Où l'on en revient aux problèmes de coût....
Les victimes veulent faire entendre leur voix, cela est légitime. Il n'est pas admissible en revanche de les faire participer directement à la décision au fond. A suivre pareille pente, l'on verrait bientôt des associations de victime participer au jugement répressif ! Ce qui se cache derrière cette proposition, mais n'ose pas se dire clairement, est la volonté d'orienter systématiquement la prise des décisions dans le sens d'un refus des aménagements de peine. Il serait alors plus clair de dire que l'application de la peine n'a d'autre objet que de faire en sorte que les condamnés purgent la totalité de peines qui, par ailleurs, quoi qu'en disent les politiques adeptes du discours populiste, n'ont cessé de s'allonger à a fois dans leur prononcé et dans leur exécution effective.
Mais ce n'est nullement ainsi que l'on protègera la société contre la récidive. Le faire efficacement suppose d'élargir des personnes prêtes à l'être, au moment où elles le sont, ni plus tôt ni plus tard, avec un authentique suivi social, voire éducatif et psychologique ou psychiatrique et un cadre matériel minimal (logement, travail ou formation...). Il faut pour cela pouvoir détecter, juger, suivre, contrôler et aider.

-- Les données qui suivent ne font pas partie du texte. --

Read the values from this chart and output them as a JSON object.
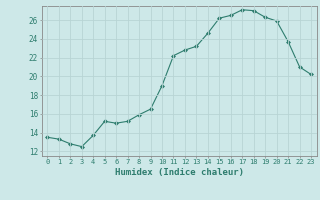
{
  "x": [
    0,
    1,
    2,
    3,
    4,
    5,
    6,
    7,
    8,
    9,
    10,
    11,
    12,
    13,
    14,
    15,
    16,
    17,
    18,
    19,
    20,
    21,
    22,
    23
  ],
  "y": [
    13.5,
    13.3,
    12.8,
    12.5,
    13.7,
    15.2,
    15.0,
    15.2,
    15.9,
    16.5,
    19.0,
    22.2,
    22.8,
    23.2,
    24.6,
    26.2,
    26.5,
    27.1,
    27.0,
    26.3,
    25.9,
    23.7,
    21.0,
    20.2
  ],
  "line_color": "#2e7d6e",
  "marker": "D",
  "marker_size": 2,
  "bg_color": "#cde8e8",
  "grid_color": "#b8d4d4",
  "xlabel": "Humidex (Indice chaleur)",
  "xlim": [
    -0.5,
    23.5
  ],
  "ylim": [
    11.5,
    27.5
  ],
  "yticks": [
    12,
    14,
    16,
    18,
    20,
    22,
    24,
    26
  ],
  "xticks": [
    0,
    1,
    2,
    3,
    4,
    5,
    6,
    7,
    8,
    9,
    10,
    11,
    12,
    13,
    14,
    15,
    16,
    17,
    18,
    19,
    20,
    21,
    22,
    23
  ]
}
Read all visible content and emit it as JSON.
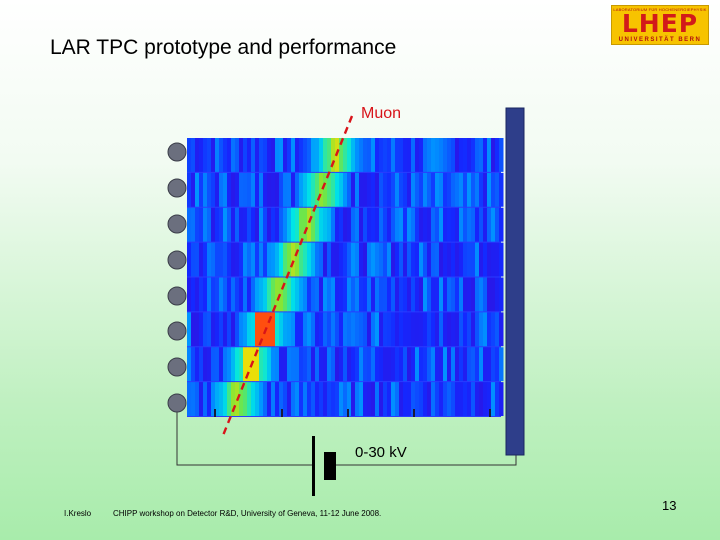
{
  "slide": {
    "title": "LAR TPC prototype and performance",
    "logo_top": "LABORATORIUM FÜR HOCHENERGIEPHYSIK",
    "logo_main": "LHEP",
    "logo_bottom": "UNIVERSITÄT BERN",
    "track_label": "Muon",
    "voltage_label": "0-30 kV",
    "footer_author": "I.Kreslo",
    "footer_text": "CHIPP workshop on Detector R&D, University of Geneva, 11-12 June 2008.",
    "page_number": "13"
  },
  "colors": {
    "track": "#d8141a",
    "electrode": "#2e3e8a",
    "readout_pad": "#6b6f7e",
    "logo_background": "#f7c300",
    "logo_text": "#d21a1a"
  }
}
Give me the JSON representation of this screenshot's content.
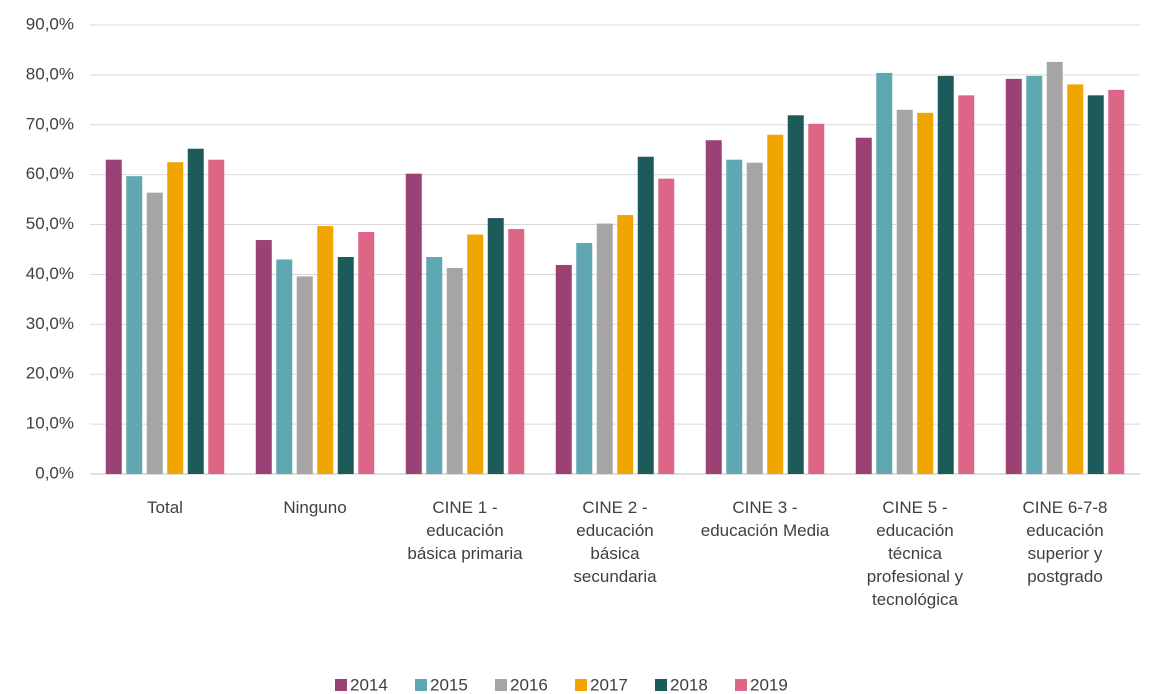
{
  "chart_data": {
    "type": "bar",
    "categories": [
      "Total",
      "Ninguno",
      "CINE 1 - educación básica primaria",
      "CINE 2 - educación básica secundaria",
      "CINE 3 - educación Media",
      "CINE 5 - educación técnica profesional y tecnológica",
      "CINE 6-7-8 educación superior y postgrado"
    ],
    "series": [
      {
        "name": "2014",
        "color": "#9b4275",
        "values": [
          63.0,
          46.9,
          60.2,
          41.9,
          66.9,
          67.4,
          79.2
        ]
      },
      {
        "name": "2015",
        "color": "#5fa8b1",
        "values": [
          59.7,
          43.0,
          43.5,
          46.3,
          63.0,
          80.4,
          79.8
        ]
      },
      {
        "name": "2016",
        "color": "#a5a5a5",
        "values": [
          56.4,
          39.6,
          41.3,
          50.2,
          62.4,
          73.0,
          82.6
        ]
      },
      {
        "name": "2017",
        "color": "#f0a500",
        "values": [
          62.5,
          49.7,
          48.0,
          51.9,
          68.0,
          72.4,
          78.1
        ]
      },
      {
        "name": "2018",
        "color": "#1d5a5a",
        "values": [
          65.2,
          43.5,
          51.3,
          63.6,
          71.9,
          79.8,
          75.9
        ]
      },
      {
        "name": "2019",
        "color": "#dd6687",
        "values": [
          63.0,
          48.5,
          49.1,
          59.2,
          70.2,
          75.9,
          77.0
        ]
      }
    ],
    "ylim": [
      0,
      90
    ],
    "yticks": [
      {
        "value": 0,
        "label": "0,0%"
      },
      {
        "value": 10,
        "label": "10,0%"
      },
      {
        "value": 20,
        "label": "20,0%"
      },
      {
        "value": 30,
        "label": "30,0%"
      },
      {
        "value": 40,
        "label": "40,0%"
      },
      {
        "value": 50,
        "label": "50,0%"
      },
      {
        "value": 60,
        "label": "60,0%"
      },
      {
        "value": 70,
        "label": "70,0%"
      },
      {
        "value": 80,
        "label": "80,0%"
      },
      {
        "value": 90,
        "label": "90,0%"
      }
    ],
    "grid": true
  }
}
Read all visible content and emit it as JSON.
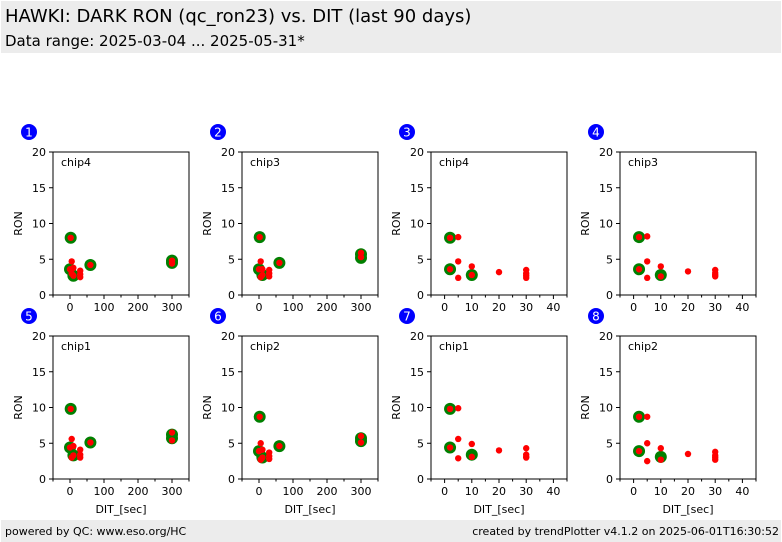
{
  "header": {
    "title": "HAWKI: DARK RON (qc_ron23) vs. DIT (last 90 days)",
    "subtitle": "Data range: 2025-03-04 ... 2025-05-31*"
  },
  "footer": {
    "left": "powered by QC: www.eso.org/HC",
    "right": "created by trendPlotter v4.1.2 on 2025-06-01T16:30:52"
  },
  "colors": {
    "badge": "#0000ff",
    "marker_large": "#008000",
    "marker_small": "#ff0000",
    "header_bg": "#ececec"
  },
  "chart_data": [
    {
      "type": "scatter",
      "panel": "1",
      "label": "chip4",
      "xlabel": "",
      "ylabel": "RON",
      "xlim": [
        -50,
        350
      ],
      "ylim": [
        0,
        20
      ],
      "xticks": [
        0,
        100,
        200,
        300
      ],
      "yticks": [
        0,
        5,
        10,
        15,
        20
      ],
      "series": [
        {
          "name": "large",
          "x": [
            2,
            0,
            10,
            60,
            300,
            300
          ],
          "y": [
            8.0,
            3.6,
            2.7,
            4.2,
            4.5,
            4.8
          ]
        },
        {
          "name": "small",
          "x": [
            2,
            5,
            5,
            10,
            10,
            30,
            30,
            30,
            0,
            60,
            300,
            300
          ],
          "y": [
            8.0,
            4.7,
            3.0,
            3.8,
            2.7,
            3.4,
            2.9,
            2.5,
            3.6,
            4.2,
            4.8,
            4.4
          ]
        }
      ]
    },
    {
      "type": "scatter",
      "panel": "2",
      "label": "chip3",
      "xlabel": "",
      "ylabel": "RON",
      "xlim": [
        -50,
        350
      ],
      "ylim": [
        0,
        20
      ],
      "xticks": [
        0,
        100,
        200,
        300
      ],
      "yticks": [
        0,
        5,
        10,
        15,
        20
      ],
      "series": [
        {
          "name": "large",
          "x": [
            2,
            0,
            10,
            60,
            300,
            300
          ],
          "y": [
            8.1,
            3.6,
            2.8,
            4.5,
            5.2,
            5.7
          ]
        },
        {
          "name": "small",
          "x": [
            2,
            5,
            5,
            10,
            10,
            30,
            30,
            30,
            0,
            60,
            300,
            300
          ],
          "y": [
            8.1,
            4.7,
            2.5,
            3.6,
            2.8,
            3.5,
            3.0,
            2.6,
            3.6,
            4.5,
            5.9,
            5.3
          ]
        }
      ]
    },
    {
      "type": "scatter",
      "panel": "3",
      "label": "chip4",
      "xlabel": "",
      "ylabel": "RON",
      "xlim": [
        -5,
        45
      ],
      "ylim": [
        0,
        20
      ],
      "xticks": [
        0,
        10,
        20,
        30,
        40
      ],
      "yticks": [
        0,
        5,
        10,
        15,
        20
      ],
      "series": [
        {
          "name": "large",
          "x": [
            2,
            2,
            10
          ],
          "y": [
            8.0,
            3.6,
            2.8
          ]
        },
        {
          "name": "small",
          "x": [
            2,
            5,
            2,
            5,
            5,
            10,
            10,
            20,
            30,
            30,
            30,
            30
          ],
          "y": [
            8.0,
            8.1,
            3.6,
            4.7,
            2.4,
            4.0,
            2.8,
            3.2,
            3.5,
            3.0,
            2.7,
            2.4
          ]
        }
      ]
    },
    {
      "type": "scatter",
      "panel": "4",
      "label": "chip3",
      "xlabel": "",
      "ylabel": "RON",
      "xlim": [
        -5,
        45
      ],
      "ylim": [
        0,
        20
      ],
      "xticks": [
        0,
        10,
        20,
        30,
        40
      ],
      "yticks": [
        0,
        5,
        10,
        15,
        20
      ],
      "series": [
        {
          "name": "large",
          "x": [
            2,
            2,
            10
          ],
          "y": [
            8.1,
            3.6,
            2.8
          ]
        },
        {
          "name": "small",
          "x": [
            2,
            5,
            2,
            5,
            5,
            10,
            10,
            20,
            30,
            30,
            30,
            30
          ],
          "y": [
            8.1,
            8.2,
            3.6,
            4.7,
            2.4,
            4.0,
            2.6,
            3.3,
            3.5,
            3.1,
            2.8,
            2.6
          ]
        }
      ]
    },
    {
      "type": "scatter",
      "panel": "5",
      "label": "chip1",
      "xlabel": "DIT_[sec]",
      "ylabel": "RON",
      "xlim": [
        -50,
        350
      ],
      "ylim": [
        0,
        20
      ],
      "xticks": [
        0,
        100,
        200,
        300
      ],
      "yticks": [
        0,
        5,
        10,
        15,
        20
      ],
      "series": [
        {
          "name": "large",
          "x": [
            2,
            0,
            10,
            60,
            300,
            300
          ],
          "y": [
            9.8,
            4.4,
            3.3,
            5.1,
            5.7,
            6.2
          ]
        },
        {
          "name": "small",
          "x": [
            2,
            5,
            5,
            10,
            10,
            30,
            30,
            30,
            0,
            60,
            300,
            300
          ],
          "y": [
            9.8,
            5.6,
            3.0,
            4.6,
            3.3,
            4.1,
            3.4,
            3.0,
            4.4,
            5.1,
            6.5,
            5.4
          ]
        }
      ]
    },
    {
      "type": "scatter",
      "panel": "6",
      "label": "chip2",
      "xlabel": "DIT_[sec]",
      "ylabel": "RON",
      "xlim": [
        -50,
        350
      ],
      "ylim": [
        0,
        20
      ],
      "xticks": [
        0,
        100,
        200,
        300
      ],
      "yticks": [
        0,
        5,
        10,
        15,
        20
      ],
      "series": [
        {
          "name": "large",
          "x": [
            2,
            0,
            10,
            60,
            300,
            300
          ],
          "y": [
            8.7,
            3.9,
            3.0,
            4.6,
            5.3,
            5.7
          ]
        },
        {
          "name": "small",
          "x": [
            2,
            5,
            5,
            10,
            10,
            30,
            30,
            30,
            0,
            60,
            300,
            300
          ],
          "y": [
            8.7,
            5.0,
            2.7,
            4.1,
            3.0,
            3.7,
            3.2,
            2.8,
            3.9,
            4.6,
            6.0,
            5.1
          ]
        }
      ]
    },
    {
      "type": "scatter",
      "panel": "7",
      "label": "chip1",
      "xlabel": "DIT_[sec]",
      "ylabel": "RON",
      "xlim": [
        -5,
        45
      ],
      "ylim": [
        0,
        20
      ],
      "xticks": [
        0,
        10,
        20,
        30,
        40
      ],
      "yticks": [
        0,
        5,
        10,
        15,
        20
      ],
      "series": [
        {
          "name": "large",
          "x": [
            2,
            2,
            10
          ],
          "y": [
            9.8,
            4.4,
            3.4
          ]
        },
        {
          "name": "small",
          "x": [
            2,
            5,
            2,
            5,
            5,
            10,
            10,
            20,
            30,
            30,
            30,
            30
          ],
          "y": [
            9.8,
            9.9,
            4.4,
            5.6,
            2.9,
            4.9,
            3.1,
            4.0,
            4.3,
            3.4,
            3.1,
            3.0
          ]
        }
      ]
    },
    {
      "type": "scatter",
      "panel": "8",
      "label": "chip2",
      "xlabel": "DIT_[sec]",
      "ylabel": "RON",
      "xlim": [
        -5,
        45
      ],
      "ylim": [
        0,
        20
      ],
      "xticks": [
        0,
        10,
        20,
        30,
        40
      ],
      "yticks": [
        0,
        5,
        10,
        15,
        20
      ],
      "series": [
        {
          "name": "large",
          "x": [
            2,
            2,
            10
          ],
          "y": [
            8.7,
            3.9,
            3.1
          ]
        },
        {
          "name": "small",
          "x": [
            2,
            5,
            2,
            5,
            5,
            10,
            10,
            20,
            30,
            30,
            30,
            30
          ],
          "y": [
            8.7,
            8.7,
            3.9,
            5.0,
            2.5,
            4.3,
            2.7,
            3.5,
            3.8,
            3.3,
            3.0,
            2.7
          ]
        }
      ]
    }
  ]
}
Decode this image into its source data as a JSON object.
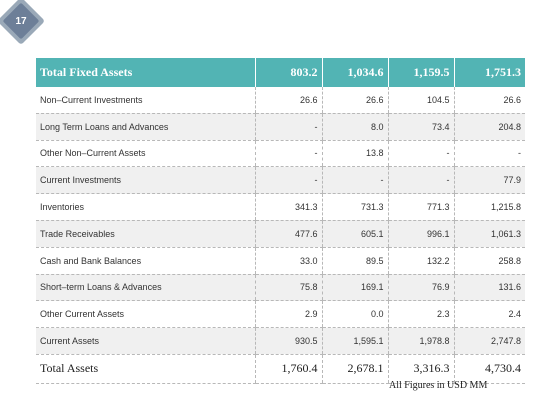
{
  "slide_number": "17",
  "header": {
    "label": "Total Fixed Assets",
    "values": [
      "803.2",
      "1,034.6",
      "1,159.5",
      "1,751.3"
    ]
  },
  "rows": [
    {
      "label": "Non–Current Investments",
      "values": [
        "26.6",
        "26.6",
        "104.5",
        "26.6"
      ]
    },
    {
      "label": "Long Term Loans and Advances",
      "values": [
        "-",
        "8.0",
        "73.4",
        "204.8"
      ]
    },
    {
      "label": "Other Non–Current Assets",
      "values": [
        "-",
        "13.8",
        "-",
        "-"
      ]
    },
    {
      "label": "Current Investments",
      "values": [
        "-",
        "-",
        "-",
        "77.9"
      ]
    },
    {
      "label": "Inventories",
      "values": [
        "341.3",
        "731.3",
        "771.3",
        "1,215.8"
      ]
    },
    {
      "label": "Trade Receivables",
      "values": [
        "477.6",
        "605.1",
        "996.1",
        "1,061.3"
      ]
    },
    {
      "label": "Cash and Bank Balances",
      "values": [
        "33.0",
        "89.5",
        "132.2",
        "258.8"
      ]
    },
    {
      "label": "Short–term Loans & Advances",
      "values": [
        "75.8",
        "169.1",
        "76.9",
        "131.6"
      ]
    },
    {
      "label": "Other Current Assets",
      "values": [
        "2.9",
        "0.0",
        "2.3",
        "2.4"
      ]
    },
    {
      "label": "Current Assets",
      "values": [
        "930.5",
        "1,595.1",
        "1,978.8",
        "2,747.8"
      ]
    }
  ],
  "total": {
    "label": "Total Assets",
    "values": [
      "1,760.4",
      "2,678.1",
      "3,316.3",
      "4,730.4"
    ]
  },
  "footnote": "All Figures in USD MM"
}
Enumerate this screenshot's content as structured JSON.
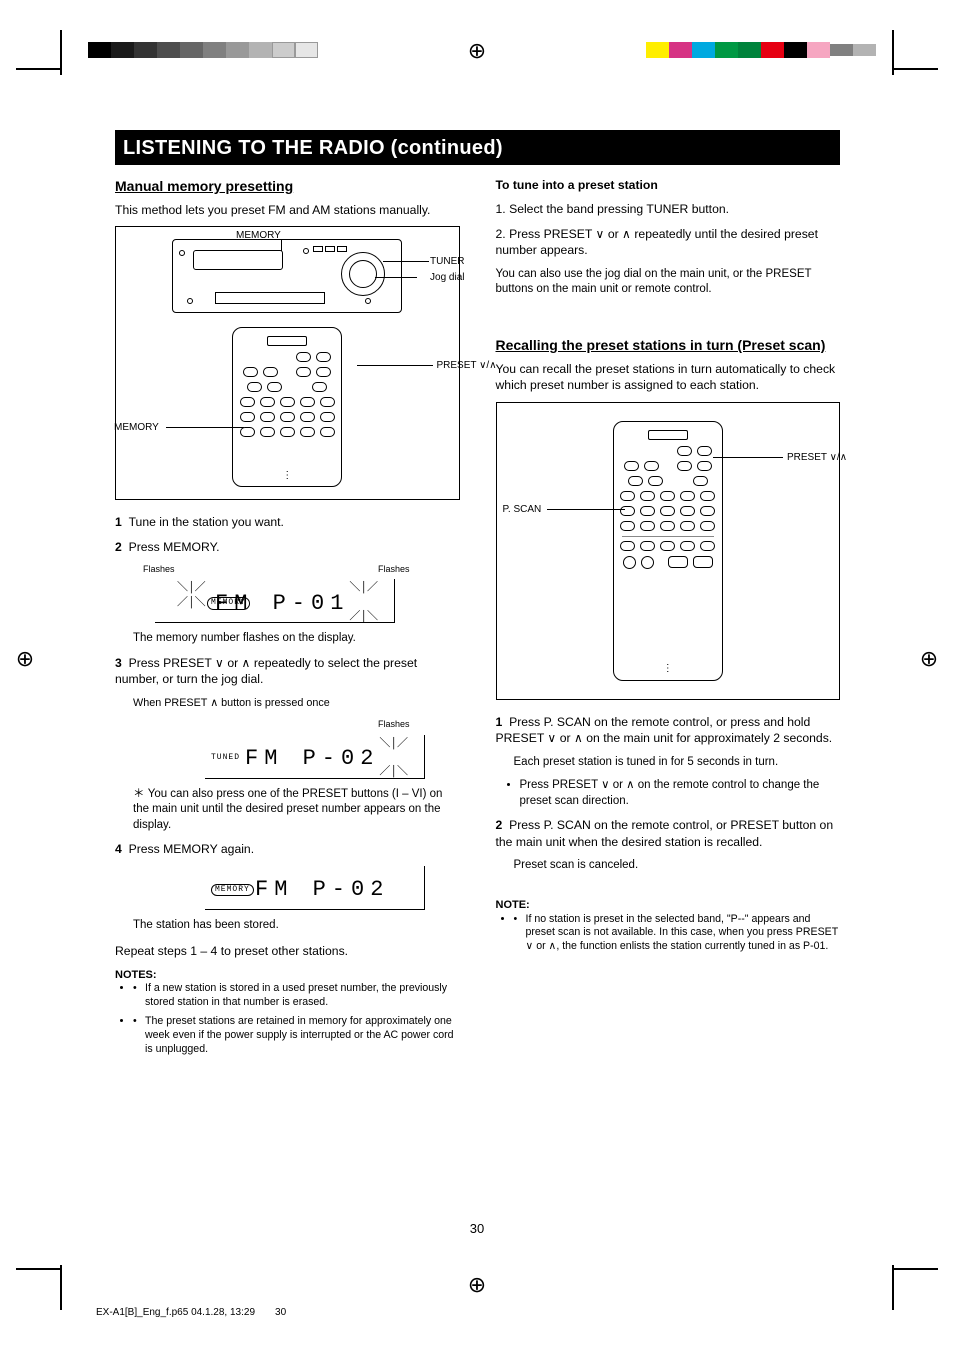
{
  "header": {
    "title": "LISTENING TO THE RADIO (continued)"
  },
  "left": {
    "section_title": "Manual memory presetting",
    "intro": "This method lets you preset FM and AM stations manually.",
    "fig_labels": {
      "memory_label": "MEMORY",
      "jog_label": "Jog dial",
      "tuner_label": "TUNER",
      "preset_down_up": "PRESET ∨/∧",
      "memory_label_remote": "MEMORY"
    },
    "step1_label": "1",
    "step1_text": "Tune in the station you want.",
    "step2_label": "2",
    "step2_text_a": "Press MEMORY.",
    "step2_flashes": "Flashes",
    "step2_memory": "The memory number flashes on the display.",
    "step3_label": "3",
    "step3_text": "Press PRESET ∨ or ∧ repeatedly to select the preset number, or turn the jog dial.",
    "step3_note": "When PRESET ∧ button is pressed once",
    "step3_alt": "You can also press one of the PRESET buttons (I – VI) on the main unit until the desired preset number appears on the display.",
    "step4_label": "4",
    "step4_text": "Press MEMORY again.",
    "step4_after": "The station has been stored.",
    "repeat": "Repeat steps 1 – 4 to preset other stations.",
    "notes_head": "NOTES:",
    "notes": [
      "If a new station is stored in a used preset number, the previously stored station in that number is erased.",
      "The preset stations are retained in memory for approximately one week even if the power supply is interrupted or the AC power cord is unplugged."
    ],
    "lcd": {
      "s2_text": "FM   P-01",
      "s2_memory_tag": "MEMORY",
      "s3_text": "FM   P-02",
      "s3_tune_tag": "TUNED",
      "s4_text": "FM   P-02",
      "s4_memory_tag": "MEMORY"
    }
  },
  "right": {
    "tune_head": "To tune into a preset station",
    "tune_steps": [
      "Select the band pressing TUNER button.",
      "Press PRESET ∨ or ∧ repeatedly until the desired preset number appears."
    ],
    "tune_alt": "You can also use the jog dial on the main unit, or the PRESET buttons on the main unit or remote control.",
    "section_title": "Recalling the preset stations in turn (Preset scan)",
    "intro": "You can recall the preset stations in turn automatically to check which preset number is assigned to each station.",
    "fig_labels": {
      "preset_down_up": "PRESET ∨/∧",
      "p_scan": "P. SCAN"
    },
    "step1_text": "Press P. SCAN on the remote control, or press and hold PRESET ∨ or ∧ on the main unit for approximately 2 seconds.",
    "step1_after": "Each preset station is tuned in for 5 seconds in turn.",
    "step1_bullets": [
      "Press PRESET ∨ or ∧ on the remote control to change the preset scan direction."
    ],
    "step2_text": "Press P. SCAN on the remote control, or PRESET button on the main unit when the desired station is recalled.",
    "step2_after": "Preset scan is canceled.",
    "notes_head": "NOTE:",
    "notes": [
      "If no station is preset in the selected band, \"P--\" appears and preset scan is not available. In this case, when you press PRESET ∨ or ∧, the function enlists the station currently tuned in as P-01."
    ]
  },
  "swatches_left": [
    "#000000",
    "#1a1a1a",
    "#333333",
    "#4d4d4d",
    "#666666",
    "#808080",
    "#999999",
    "#b3b3b3",
    "#cccccc",
    "#e6e6e6"
  ],
  "swatches_right": [
    "#ffee00",
    "#d63384",
    "#00a9e0",
    "#009944",
    "#00833c",
    "#e60012",
    "#000000",
    "#f6a6c1",
    "#808080",
    "#b3b3b3"
  ],
  "page_number": "30",
  "footer_file": "EX-A1[B]_Eng_f.p65                                                                                                        04.1.28, 13:29"
}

Ce que l'on nous vend actuellement (restrictions aux aménagements... décisions prises en partie par des représentants de victimes...) n'est que du vent. Il aidera sans doute à faire élire des politiques incompétents ; il ne permettra nullement de prévenir réellement la récidive. Nous ne serons pas plus en sécurité ; nous serons moins en sécurité.